Well, he was here to help them with that. If the West had become a giant suicide cult, Islam was just the death cult it was longing to meet. At last, a battle that had been waged since the seventh century was about to enter its final stages.
He still held the cell phone in his hand. In every operation, once the shooting started, there was something that would go wrong, and almost immediately. War plans were blueprints for buildings that would never get built; what emerged instead was some bastard combination of thought, luck, and happenstance, and you lived with the result until you were strong enough to overturn it, or weak enough to be unable to defend it.

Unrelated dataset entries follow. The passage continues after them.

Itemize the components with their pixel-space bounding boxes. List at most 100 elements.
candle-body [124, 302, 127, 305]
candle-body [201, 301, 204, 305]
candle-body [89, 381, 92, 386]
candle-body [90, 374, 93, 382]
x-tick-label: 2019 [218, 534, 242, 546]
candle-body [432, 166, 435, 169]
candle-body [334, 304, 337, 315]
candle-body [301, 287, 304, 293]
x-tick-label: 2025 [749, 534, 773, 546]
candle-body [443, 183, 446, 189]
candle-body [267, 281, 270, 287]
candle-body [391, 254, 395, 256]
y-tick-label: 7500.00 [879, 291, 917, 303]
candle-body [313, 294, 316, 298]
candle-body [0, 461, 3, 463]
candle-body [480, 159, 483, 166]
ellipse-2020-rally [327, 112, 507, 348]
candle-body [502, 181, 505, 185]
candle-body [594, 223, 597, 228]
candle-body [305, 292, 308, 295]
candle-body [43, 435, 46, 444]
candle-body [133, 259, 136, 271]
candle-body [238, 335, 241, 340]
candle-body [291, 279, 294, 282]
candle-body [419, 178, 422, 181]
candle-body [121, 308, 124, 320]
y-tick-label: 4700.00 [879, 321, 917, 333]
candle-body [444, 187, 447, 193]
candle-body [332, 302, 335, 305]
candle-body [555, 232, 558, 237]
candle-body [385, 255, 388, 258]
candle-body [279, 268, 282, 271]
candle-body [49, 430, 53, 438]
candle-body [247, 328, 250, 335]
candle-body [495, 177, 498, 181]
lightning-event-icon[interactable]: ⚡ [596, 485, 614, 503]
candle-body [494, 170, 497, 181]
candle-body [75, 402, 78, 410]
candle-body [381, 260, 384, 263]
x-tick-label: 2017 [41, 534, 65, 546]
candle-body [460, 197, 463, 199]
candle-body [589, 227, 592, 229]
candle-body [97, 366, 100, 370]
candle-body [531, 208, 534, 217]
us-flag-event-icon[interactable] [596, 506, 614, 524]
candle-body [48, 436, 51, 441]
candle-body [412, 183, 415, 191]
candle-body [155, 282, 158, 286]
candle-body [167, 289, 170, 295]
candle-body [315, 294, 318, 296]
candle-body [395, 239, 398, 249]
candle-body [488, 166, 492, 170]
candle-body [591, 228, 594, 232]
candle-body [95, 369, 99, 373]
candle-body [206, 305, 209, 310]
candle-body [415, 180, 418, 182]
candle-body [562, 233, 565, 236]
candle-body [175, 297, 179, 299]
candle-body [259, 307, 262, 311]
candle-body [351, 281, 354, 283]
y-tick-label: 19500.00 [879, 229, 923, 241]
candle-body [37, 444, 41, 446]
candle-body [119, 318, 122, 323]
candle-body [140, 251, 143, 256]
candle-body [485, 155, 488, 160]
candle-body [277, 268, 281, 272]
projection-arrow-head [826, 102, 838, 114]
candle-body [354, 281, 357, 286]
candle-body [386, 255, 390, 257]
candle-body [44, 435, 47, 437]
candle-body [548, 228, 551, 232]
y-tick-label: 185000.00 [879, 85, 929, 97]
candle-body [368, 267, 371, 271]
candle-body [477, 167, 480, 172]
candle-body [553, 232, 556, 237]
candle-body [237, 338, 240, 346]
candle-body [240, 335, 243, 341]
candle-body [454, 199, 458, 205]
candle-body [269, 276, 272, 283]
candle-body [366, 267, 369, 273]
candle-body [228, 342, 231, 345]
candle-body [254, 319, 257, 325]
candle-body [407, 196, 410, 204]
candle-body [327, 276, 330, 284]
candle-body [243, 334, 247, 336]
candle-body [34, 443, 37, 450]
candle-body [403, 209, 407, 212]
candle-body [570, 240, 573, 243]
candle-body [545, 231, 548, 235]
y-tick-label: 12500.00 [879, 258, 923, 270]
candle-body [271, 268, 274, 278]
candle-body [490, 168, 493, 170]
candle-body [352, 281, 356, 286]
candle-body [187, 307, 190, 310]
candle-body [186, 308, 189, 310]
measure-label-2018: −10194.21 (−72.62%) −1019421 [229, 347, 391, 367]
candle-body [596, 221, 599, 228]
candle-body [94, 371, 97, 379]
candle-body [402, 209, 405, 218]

He pushed the redial button.
The phone rang. Once, twice…
The security signal was four rings. Anything after four rings meant the connection was compromised, and that the Brother was considered compromised, whether he was in fact dead or not. A wounded Brother was of no use to him. At four rings, the order would automatically go out to the others, identifying the fallen Brother’s last known location, with the orders that he or she should be terminated immediately. Mercy was an unknown commodity, for only Allah could dispense mercy.
Three times…
Nothing.
Arash Kohanloo’s finger hovered over the Stop button. As soon as the fourth ring ended, he would end the call and send the signal.
Four-
“Hello?”
A voice, in American English. What he expected, but not at all what he expected.
“Who is this?” he found himself saying.
There was a long pause at the other end of the line-of course, there was no line, only the infidel’s technology, which Kohanloo and his countrymen, although unable to duplicate, were only too happy to employ against the enemy-and what sounded like a clicking noise.
“Go ahead please,” came a female voice.